Мысль о Фаворе подтолкнула к дальнейшим размышлениям. Если всё в мире связано и нет ничего случайного, для чего тут оказался я, и не просто, а ещё с таким трудом преодолев затяжной подъём? Судя по тому, какое количество времени требовалось, чтобы без помех добраться до стены, расстояние от центра Пекина не превышало и шестидесяти километров, стало быть, уже с этой стороны стены когда-то начиналась наша территория, до нынешней границы которой было почти полтора часа лёту. Выходит, по хребту этих гор когда-то проходила граница двух совершенно полярных миров: созерцательного – и практического; совершенно не привязанного ни к чему земному, саморазрушающегося и, невзирая ни на какие призывы, вымирающего – и живущего, практически, одним земным, даже с каким-то наслаждением въедающегося в эту землю, интенсивно развивающегося и, несмотря ни на какие запреты, обильно плодящегося. Даже при наличии железного порядка и строгих законов это непрестанное движение представлялось каким-то древним, едва организованным хаосом. И, может быть, я для того тут и оказался, чтобы ощутить могущественное и устрашающее дыхание этого едва организованного древнего хаоса, для усмирения даже самого незначительного волнения которого на площади Тяньаньмэнь потребовались танки, а что будет, «когда закончится нефть и выкурим газ?»
Свету я с самого утра не видел. Может быть, они сидели где-то позади нас и даже не выходили вместе со всеми из автобуса. Собственно, и не искал. Незачем да и поздно было искать. И только вертелось назойливо в голове, пока мы снимали друг друга с дочерью на стене, это странное сочетание пришедших вчера на ум слов: Света, свет. Какая-то заключалась в этом сочетание мысль, которую я всё никак не мог понять.

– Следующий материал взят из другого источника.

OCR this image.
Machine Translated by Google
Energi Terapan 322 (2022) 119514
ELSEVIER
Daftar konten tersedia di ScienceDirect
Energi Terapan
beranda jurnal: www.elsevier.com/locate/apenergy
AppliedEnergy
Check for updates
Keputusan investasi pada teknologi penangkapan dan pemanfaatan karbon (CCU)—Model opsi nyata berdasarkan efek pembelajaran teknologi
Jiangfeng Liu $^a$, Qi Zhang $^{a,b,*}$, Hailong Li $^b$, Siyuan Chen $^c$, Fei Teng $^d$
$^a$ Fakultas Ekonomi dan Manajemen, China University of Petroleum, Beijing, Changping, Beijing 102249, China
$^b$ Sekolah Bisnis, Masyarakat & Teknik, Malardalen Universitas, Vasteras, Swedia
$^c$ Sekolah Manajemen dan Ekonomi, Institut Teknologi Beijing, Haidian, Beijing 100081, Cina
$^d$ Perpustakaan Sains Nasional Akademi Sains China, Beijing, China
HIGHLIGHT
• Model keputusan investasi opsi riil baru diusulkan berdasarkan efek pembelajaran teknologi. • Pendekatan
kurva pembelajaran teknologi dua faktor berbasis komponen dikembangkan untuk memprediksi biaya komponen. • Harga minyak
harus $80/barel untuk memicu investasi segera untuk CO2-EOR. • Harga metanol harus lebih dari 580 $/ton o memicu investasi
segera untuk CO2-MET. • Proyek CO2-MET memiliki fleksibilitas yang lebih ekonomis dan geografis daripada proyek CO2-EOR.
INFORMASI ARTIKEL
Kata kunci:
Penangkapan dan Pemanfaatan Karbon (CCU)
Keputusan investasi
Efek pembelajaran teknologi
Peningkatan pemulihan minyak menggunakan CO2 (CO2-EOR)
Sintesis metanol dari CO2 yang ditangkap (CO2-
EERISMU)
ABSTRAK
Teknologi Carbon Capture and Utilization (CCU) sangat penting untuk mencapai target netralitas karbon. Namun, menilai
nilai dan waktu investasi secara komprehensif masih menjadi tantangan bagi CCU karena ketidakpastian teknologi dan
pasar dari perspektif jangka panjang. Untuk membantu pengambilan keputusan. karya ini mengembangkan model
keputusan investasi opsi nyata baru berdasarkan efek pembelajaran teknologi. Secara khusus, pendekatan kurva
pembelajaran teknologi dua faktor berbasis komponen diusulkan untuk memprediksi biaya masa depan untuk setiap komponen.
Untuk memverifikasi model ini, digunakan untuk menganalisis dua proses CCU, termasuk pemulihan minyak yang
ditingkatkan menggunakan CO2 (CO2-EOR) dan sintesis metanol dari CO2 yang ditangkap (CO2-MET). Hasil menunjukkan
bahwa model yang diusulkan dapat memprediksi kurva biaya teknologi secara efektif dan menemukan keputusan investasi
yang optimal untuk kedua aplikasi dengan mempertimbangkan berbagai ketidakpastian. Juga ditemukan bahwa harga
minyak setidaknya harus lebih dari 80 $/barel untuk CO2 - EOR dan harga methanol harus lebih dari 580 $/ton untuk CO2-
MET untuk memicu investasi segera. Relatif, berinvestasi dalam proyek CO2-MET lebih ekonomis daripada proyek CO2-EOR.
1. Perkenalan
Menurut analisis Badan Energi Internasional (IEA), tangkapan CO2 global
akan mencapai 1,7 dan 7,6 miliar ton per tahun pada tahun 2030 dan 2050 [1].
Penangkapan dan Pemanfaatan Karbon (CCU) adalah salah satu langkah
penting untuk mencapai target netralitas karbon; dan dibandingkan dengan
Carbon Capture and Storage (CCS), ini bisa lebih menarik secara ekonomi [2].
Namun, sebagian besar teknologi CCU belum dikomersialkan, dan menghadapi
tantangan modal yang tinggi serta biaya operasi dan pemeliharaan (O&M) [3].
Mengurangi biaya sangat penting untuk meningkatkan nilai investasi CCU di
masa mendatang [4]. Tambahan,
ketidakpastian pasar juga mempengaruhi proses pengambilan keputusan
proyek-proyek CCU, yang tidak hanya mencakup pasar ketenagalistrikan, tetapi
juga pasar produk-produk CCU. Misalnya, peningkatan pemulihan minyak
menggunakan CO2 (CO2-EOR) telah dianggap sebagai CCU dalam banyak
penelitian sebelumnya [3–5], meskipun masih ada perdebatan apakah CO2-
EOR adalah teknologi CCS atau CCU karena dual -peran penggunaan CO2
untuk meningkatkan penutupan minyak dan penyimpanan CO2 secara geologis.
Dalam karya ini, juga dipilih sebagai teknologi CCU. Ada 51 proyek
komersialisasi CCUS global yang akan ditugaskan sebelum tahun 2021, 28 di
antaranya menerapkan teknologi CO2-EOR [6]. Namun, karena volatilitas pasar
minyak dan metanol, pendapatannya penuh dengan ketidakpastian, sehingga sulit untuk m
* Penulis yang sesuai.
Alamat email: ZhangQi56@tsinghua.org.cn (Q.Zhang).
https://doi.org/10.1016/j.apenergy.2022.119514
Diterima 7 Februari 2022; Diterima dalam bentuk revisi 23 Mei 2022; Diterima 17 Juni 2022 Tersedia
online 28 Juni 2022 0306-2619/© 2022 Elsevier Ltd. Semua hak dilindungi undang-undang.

Спускались вниз в два параллельно движущихся состава. Сиденья стыковали под уклоном штук по пятнадцать или двадцать. На переднем сидел управляющий скоростью катящегося самоходом под гору поезда китаец. Всё было до того примитивно, а стало быть так жутко, что стоило двинуться нашему поезду под гору, как поднялся пронзительный женский визг. Не скажу, чтобы дух захватывало от скольжения под гору, как бывало в детстве при катании на салазках, но всё-таки это было движение, сопровождаемое ужасным скрипом, дрожанием и качанием на поворотах. Спуск был подобным извивающемуся вдоль крутой горы серпантину. С другой стороны зияла пропасть. Мы летели, держась за накинутый через голову обруч, накреняясь то в одну, то в другую сторону, как в слаломе, пока с какою-то даже озорною лихостью не вылетели на нижнюю площадку. Также на ходу, с помощью обслуги, поднялись с сидений и, глупо улыбаясь от пережитого приключения, двинулись на выход.
С полчаса нам разрешили побродить по магазинам и лавкам, раскинувшимся в верхнем горном распадке, поглазеть на стоявшую словно памятник на одном месте крепкую, белого цвета монголку, на лежащего, непрестанно жующего верблюда. Мы с дочерью не упустили случая поторговаться – благо опыт уже был. И когда подошло время, пошли к месту назначенной встречи. Там никого не обнаружили. Поглазев по сторонам, сопровождаемые с обеих сторон зазывным криком продавцов («Эй! Эй!») двинулись к автобусной площадке. Но и там никого не обнаружили. Постояв минут десять, хотели уже идти назад, решив, что нас, может быть, ждут наверху, когда услышали суровый окрик главнокомандующего:
– И чего стоим? И кого ждём? Всё давно уже внизу! У автобуса! А ну бегом вниз! Там есть кто ещё?
– А мы откуда знаем?
– Кошма-ар!
Ирина двинулась вверх, а мы вниз. Судя по всему, нам можно было не торопиться. И мы шли, весело переговариваясь, делясь впечатлениями от увиденного.